Prologue
Six Years Earlier
Through endless trails of blustery waters, was the unwavering lighthouse. It was bright and welcoming then, with it’s light guiding the many travelers who would come to the prosperous Burnside, seeking wisdom in invention and machinery. Ships, now, were not ordinary ships of course, not sailing, but floating weightlessly in the air. Living inside it, was the eccentric inventers Alexandra and Victor Gearwell, with their only daughter, Linden.
While her father and mother busied themselves inventing the most wild and beautiful creations, Linden, would assist in managing the lighthouse. She would gaze coming ships during her spare time, making up stories about who the passengers were, sighing when ship floated away. Going to big cities, ones further west such as and Peddleston and Melodian, were the perfect places, she thought, to go have adventures. Linden, nine at the time, was looking out the lighthouse window with her mother.
“You know,” Said Linden to her mother, brushing her deep red hair out of her eyes “I bet that the people coming off that ship are really creatures in disguise!”
“Oh, don’t be silly” exclaimed Alexandra. “Come down with me to the workplace, I have something to give you. I do believe that today is someone’s birthday?”
Alexandra was a beautiful woman with shadowy red hair and haunting, yellow eyes, and Linden was a spitting image of her.
In the workplace, there were endless supplies or gears, wire, and other steam punk like gadgets. Linden’s father, Victor, hurriedly covered up a device he was making when Linden and her mother walked in. Victor was a very lofty man with dark hair and eyes.
“Linden,” said Victor “your mother and I have something we want to give you”
Cautiously, he pulled a bony, ornate key out of his pocket. It was on a long leather strap.

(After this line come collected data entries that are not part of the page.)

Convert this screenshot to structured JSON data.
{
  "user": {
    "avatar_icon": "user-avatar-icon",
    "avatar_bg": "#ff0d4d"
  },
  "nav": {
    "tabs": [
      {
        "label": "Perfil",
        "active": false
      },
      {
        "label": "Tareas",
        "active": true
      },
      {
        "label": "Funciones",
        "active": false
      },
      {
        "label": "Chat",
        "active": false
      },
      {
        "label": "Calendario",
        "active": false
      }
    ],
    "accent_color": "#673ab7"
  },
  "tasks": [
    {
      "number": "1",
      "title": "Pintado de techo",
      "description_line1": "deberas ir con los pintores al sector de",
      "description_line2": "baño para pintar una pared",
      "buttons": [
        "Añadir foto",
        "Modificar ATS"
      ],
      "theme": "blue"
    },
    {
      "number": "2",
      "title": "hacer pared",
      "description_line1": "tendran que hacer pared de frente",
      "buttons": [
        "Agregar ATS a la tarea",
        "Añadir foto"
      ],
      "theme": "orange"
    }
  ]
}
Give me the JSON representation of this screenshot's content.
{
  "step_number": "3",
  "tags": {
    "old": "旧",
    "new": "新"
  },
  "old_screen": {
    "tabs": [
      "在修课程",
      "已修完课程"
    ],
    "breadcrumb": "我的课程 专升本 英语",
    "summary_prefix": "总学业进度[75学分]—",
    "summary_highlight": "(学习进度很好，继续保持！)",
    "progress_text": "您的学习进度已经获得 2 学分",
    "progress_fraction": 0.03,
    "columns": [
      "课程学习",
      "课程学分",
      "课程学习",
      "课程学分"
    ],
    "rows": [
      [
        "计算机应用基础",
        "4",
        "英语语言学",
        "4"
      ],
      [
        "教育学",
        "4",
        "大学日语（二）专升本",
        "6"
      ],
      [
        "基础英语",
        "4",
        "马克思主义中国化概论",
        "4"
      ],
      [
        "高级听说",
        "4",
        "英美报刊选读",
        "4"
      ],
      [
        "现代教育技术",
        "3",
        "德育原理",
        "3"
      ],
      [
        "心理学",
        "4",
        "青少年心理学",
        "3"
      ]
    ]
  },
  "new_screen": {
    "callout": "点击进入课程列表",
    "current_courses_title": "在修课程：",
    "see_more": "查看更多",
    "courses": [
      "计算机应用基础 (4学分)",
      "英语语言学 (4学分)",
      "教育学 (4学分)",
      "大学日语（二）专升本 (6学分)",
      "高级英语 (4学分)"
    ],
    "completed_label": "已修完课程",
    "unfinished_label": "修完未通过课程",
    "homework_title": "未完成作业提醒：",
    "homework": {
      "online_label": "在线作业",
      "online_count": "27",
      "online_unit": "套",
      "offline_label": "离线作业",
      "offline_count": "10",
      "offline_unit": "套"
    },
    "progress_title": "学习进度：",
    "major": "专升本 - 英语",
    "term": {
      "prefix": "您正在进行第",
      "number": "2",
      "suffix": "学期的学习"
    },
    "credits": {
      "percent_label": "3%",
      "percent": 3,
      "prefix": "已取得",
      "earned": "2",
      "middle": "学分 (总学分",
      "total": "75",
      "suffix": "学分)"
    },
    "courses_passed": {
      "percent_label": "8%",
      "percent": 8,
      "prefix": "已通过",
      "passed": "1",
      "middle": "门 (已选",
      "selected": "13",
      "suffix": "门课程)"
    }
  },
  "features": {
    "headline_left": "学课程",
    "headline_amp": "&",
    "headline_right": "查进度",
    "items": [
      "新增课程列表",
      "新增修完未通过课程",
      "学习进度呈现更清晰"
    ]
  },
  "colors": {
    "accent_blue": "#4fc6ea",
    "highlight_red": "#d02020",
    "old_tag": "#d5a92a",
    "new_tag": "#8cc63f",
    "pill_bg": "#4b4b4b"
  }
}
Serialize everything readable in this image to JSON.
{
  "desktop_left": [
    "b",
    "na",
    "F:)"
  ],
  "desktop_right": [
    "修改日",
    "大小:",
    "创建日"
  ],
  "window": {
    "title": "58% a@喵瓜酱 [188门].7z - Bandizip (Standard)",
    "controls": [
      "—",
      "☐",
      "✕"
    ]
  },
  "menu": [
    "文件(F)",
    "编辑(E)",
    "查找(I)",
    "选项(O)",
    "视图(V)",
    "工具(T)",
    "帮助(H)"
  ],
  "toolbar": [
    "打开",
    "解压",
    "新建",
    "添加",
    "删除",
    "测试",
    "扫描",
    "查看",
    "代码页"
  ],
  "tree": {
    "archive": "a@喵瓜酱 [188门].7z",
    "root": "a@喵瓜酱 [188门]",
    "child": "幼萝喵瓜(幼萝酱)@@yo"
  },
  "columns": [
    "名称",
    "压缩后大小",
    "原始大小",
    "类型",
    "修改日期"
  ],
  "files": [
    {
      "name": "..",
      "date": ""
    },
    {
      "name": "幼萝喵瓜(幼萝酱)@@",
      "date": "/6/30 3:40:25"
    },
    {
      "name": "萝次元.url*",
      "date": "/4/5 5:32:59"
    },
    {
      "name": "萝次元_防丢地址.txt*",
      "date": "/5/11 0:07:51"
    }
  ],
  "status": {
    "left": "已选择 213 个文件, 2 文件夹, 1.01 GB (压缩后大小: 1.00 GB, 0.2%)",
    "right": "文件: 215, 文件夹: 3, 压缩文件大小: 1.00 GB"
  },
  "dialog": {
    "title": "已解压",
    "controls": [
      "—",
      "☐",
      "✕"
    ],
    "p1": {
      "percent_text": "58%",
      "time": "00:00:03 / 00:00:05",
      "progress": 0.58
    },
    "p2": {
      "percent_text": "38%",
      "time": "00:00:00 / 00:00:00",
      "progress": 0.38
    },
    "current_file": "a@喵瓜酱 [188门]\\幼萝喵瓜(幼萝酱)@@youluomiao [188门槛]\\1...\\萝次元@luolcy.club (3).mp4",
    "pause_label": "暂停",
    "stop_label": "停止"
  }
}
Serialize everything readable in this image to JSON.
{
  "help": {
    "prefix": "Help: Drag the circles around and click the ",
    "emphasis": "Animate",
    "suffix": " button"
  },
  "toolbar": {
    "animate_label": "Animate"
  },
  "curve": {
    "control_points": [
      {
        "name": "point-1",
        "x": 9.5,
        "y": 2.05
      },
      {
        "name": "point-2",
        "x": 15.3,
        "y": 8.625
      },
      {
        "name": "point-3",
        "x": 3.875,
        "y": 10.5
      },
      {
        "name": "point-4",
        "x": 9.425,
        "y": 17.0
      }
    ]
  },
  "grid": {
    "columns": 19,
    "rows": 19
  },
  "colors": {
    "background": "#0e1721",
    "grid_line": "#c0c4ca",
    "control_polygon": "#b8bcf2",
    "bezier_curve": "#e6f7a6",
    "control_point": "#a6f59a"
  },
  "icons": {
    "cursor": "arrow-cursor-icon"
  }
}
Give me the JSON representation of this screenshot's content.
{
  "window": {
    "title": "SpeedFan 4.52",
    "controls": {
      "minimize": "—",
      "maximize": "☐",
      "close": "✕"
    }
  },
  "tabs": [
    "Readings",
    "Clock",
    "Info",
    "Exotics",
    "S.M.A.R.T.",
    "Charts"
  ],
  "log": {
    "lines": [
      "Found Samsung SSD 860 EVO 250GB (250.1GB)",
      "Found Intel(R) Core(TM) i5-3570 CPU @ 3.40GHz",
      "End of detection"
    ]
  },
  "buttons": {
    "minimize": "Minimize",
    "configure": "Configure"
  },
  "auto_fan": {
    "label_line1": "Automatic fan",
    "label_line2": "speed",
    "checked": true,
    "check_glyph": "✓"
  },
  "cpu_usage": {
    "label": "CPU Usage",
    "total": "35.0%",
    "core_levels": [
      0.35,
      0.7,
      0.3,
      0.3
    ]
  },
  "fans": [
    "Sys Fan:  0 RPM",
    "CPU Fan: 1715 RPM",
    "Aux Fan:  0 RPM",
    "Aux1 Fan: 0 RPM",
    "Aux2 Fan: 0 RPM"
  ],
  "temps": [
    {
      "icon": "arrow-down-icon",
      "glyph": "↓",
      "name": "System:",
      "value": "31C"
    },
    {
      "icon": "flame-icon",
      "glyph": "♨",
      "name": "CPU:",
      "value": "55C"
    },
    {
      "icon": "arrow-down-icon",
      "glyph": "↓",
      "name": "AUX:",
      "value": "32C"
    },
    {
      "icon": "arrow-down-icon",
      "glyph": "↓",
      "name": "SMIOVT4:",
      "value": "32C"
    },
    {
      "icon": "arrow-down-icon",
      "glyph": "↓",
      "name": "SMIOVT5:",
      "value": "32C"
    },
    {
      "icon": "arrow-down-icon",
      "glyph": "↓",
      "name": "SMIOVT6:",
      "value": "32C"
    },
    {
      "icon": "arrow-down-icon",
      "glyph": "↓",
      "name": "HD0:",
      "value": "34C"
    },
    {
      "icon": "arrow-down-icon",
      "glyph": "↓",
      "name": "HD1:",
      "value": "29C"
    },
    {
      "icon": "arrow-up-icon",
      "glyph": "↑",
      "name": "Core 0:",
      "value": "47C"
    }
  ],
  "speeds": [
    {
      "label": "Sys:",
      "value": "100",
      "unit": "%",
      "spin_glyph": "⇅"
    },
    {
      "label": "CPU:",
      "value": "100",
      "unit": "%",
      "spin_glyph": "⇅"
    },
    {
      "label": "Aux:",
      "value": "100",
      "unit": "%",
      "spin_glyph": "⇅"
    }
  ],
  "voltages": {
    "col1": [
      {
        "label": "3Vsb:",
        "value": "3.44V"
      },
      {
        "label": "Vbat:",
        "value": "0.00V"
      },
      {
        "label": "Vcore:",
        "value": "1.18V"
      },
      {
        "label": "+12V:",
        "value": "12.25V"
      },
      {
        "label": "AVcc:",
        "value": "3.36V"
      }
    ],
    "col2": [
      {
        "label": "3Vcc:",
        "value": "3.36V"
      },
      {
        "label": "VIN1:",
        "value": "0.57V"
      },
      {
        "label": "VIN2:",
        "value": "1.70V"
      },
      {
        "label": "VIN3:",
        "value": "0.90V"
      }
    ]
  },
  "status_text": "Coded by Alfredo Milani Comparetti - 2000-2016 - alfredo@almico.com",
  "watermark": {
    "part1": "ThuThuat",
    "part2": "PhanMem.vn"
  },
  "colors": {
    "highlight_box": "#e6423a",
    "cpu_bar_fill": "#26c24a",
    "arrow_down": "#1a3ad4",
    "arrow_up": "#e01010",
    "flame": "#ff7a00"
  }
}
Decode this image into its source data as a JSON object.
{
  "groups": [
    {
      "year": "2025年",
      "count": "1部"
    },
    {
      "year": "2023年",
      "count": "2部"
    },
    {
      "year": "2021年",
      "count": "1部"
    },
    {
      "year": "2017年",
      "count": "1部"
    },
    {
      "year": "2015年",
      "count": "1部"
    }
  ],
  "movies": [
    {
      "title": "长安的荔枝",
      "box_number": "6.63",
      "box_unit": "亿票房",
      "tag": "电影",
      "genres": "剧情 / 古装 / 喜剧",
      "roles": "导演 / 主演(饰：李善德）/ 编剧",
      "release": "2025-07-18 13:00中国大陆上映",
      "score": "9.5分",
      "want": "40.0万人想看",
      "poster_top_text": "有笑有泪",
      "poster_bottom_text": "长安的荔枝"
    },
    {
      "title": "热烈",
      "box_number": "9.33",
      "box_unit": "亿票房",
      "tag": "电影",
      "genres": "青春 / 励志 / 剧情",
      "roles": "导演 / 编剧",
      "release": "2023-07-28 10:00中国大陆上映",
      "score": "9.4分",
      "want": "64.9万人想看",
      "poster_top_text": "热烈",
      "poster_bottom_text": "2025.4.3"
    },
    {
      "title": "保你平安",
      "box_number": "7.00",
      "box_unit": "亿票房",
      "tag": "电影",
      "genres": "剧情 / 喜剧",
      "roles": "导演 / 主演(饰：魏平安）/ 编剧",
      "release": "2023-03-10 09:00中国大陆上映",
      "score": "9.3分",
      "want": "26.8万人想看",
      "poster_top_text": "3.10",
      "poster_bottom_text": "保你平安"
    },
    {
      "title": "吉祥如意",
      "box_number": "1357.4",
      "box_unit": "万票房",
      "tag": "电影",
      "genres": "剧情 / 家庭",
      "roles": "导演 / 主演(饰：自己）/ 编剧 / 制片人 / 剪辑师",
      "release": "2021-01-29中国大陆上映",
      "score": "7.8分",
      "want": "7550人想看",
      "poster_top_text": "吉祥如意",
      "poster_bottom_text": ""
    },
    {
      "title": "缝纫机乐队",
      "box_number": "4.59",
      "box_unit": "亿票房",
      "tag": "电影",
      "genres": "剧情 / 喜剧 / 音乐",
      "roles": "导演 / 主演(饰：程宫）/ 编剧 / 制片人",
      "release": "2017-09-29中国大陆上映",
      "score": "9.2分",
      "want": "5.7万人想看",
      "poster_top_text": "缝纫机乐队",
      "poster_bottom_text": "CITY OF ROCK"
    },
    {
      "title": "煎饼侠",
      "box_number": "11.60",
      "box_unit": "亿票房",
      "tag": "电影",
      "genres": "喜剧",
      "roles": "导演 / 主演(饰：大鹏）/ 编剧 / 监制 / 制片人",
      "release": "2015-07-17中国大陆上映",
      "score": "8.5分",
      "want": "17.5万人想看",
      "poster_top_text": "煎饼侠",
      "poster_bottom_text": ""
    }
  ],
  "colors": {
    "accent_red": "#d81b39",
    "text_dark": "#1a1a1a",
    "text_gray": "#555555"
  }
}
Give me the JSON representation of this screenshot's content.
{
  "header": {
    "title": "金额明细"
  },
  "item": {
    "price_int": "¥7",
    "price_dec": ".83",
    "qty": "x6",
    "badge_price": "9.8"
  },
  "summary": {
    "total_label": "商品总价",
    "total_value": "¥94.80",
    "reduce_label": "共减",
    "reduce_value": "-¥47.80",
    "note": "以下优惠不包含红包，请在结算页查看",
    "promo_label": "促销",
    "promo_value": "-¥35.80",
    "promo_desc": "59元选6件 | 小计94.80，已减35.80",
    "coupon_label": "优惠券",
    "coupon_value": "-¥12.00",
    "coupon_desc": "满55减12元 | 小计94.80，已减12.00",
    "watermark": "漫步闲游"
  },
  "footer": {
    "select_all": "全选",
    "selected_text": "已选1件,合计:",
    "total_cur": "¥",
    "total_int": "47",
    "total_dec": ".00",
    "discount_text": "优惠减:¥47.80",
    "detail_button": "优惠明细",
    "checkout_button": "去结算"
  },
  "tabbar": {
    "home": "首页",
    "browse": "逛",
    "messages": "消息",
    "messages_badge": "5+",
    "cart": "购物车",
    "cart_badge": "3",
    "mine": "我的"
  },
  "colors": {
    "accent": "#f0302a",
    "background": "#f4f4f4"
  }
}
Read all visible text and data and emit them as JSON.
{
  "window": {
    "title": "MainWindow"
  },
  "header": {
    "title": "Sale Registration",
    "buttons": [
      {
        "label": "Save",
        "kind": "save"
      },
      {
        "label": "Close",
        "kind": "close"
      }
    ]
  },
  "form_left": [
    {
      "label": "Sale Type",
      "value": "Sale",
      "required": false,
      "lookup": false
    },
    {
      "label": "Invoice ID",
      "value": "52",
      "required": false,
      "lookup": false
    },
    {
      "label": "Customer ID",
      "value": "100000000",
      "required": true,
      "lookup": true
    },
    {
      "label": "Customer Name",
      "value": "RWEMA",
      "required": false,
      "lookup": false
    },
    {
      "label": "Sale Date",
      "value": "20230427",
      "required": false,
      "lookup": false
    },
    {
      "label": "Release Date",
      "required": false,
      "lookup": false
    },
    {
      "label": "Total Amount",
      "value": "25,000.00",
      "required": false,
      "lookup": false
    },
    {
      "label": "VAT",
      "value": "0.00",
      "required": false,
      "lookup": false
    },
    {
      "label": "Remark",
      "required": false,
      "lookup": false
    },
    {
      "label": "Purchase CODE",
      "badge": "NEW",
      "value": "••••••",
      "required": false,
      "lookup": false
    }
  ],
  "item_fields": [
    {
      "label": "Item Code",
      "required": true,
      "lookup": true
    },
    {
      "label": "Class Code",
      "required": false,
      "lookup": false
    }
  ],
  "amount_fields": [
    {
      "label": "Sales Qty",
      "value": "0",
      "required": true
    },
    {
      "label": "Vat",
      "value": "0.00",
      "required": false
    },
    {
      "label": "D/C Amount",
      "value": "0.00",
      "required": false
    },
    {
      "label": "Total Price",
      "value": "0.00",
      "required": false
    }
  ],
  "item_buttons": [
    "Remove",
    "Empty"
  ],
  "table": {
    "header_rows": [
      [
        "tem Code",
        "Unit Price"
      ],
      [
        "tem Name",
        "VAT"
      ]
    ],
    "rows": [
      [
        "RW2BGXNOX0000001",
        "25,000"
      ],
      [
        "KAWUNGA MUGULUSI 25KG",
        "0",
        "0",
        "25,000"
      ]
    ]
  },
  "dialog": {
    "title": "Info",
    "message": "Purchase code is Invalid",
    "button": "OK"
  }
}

“This is a key for one of my old inventions,” he explained.
“It’s lovely father; for which invention?” Linden asked
A chilled, scared look, something she had never seen in her father, filled his eyes.
“I can’t say, but I really need you to have it for safe keeping”, he said, placing it over her head. “Happy Birthday, Lindy.”
“Victor”, whispered Alexandra, “I think we better contact, well, the others to transport the invention”
As soon as Linden’s parents descended up the stairs, a crashing, ear-splitting sound rang out and traveled to the workroom. She heard, gruff voices, asking where the “machine was”. The one that was the loudest was, almost, familiar, as if she had known its owner for a long time. Then she heard a loud cry from her mother:
“Hide, Linden!”
Linden, looking in all directions of the workroom, spotted the dumbwaiter that her parents used to transfer their more delicate inventions upstairs. Clutching the key around her neck, she leaped into the dumbwaiter, and closed down the door, not even daring to breath. Then, she heard something that changed her life forever, two scary, loud sounds, then hearing the stomping of boots going down the stairs:
“Well, don’t just stand there, find it!” ordered the familiar voice
“What about this “Linden fellow”?” asked a deep voice
“All we can worry about right now is that machine. Do you need to remember what happened last time we didn’t keep on schedule?”
Linden heard the stomps and shuffles of feet, knocking over and digging through her parents’ machines.
“Hey chief, we found it.”
The “chief” glided over from the bottom of the stairs and uncovered the device; the one Linden’s father had tried to hide from her.
“All, right then,” said the chief in a slightly happier voice, “Pull it up the stairs, and someone, please get rid of the “evidence”, we have to leave without a trace.”
But what about the “Linden”? Asked a new voice
“I told you, we already got to the two and have the invention, so I really don’t care”
Linden froze, almost to the point of being catatonic
“And what of the other inventors, we have to go steal from them.” exclaimed the chief
“They went off the grid, sir. Didn’t the Boss tell you?”
“What? They have the other piece, you idiot! We’ll have to find them!”
The last thing Linden heard was the marching of feet up the stairs, and than the slam of the door. Linden crawled out of the dumbwaiter and ran up the stairs. Her parents were gone. There was a single drop of blood on the floor. Seeing it; her torn apart house, the blood, she broke down and cried. Clutching the brass key around her neck, Linden vowed that one day, she would give those people what she deserved.
A year later, Linden received a letter with the seal of a gear and sword on the front, from “The Warriors of Devious Devices”. It was from “The Colleagues”. Linden, tears and anger consuming her, threw it away, not knowing, that when she was old enough, they would come to her, for she had the key that could destroy more than she knew.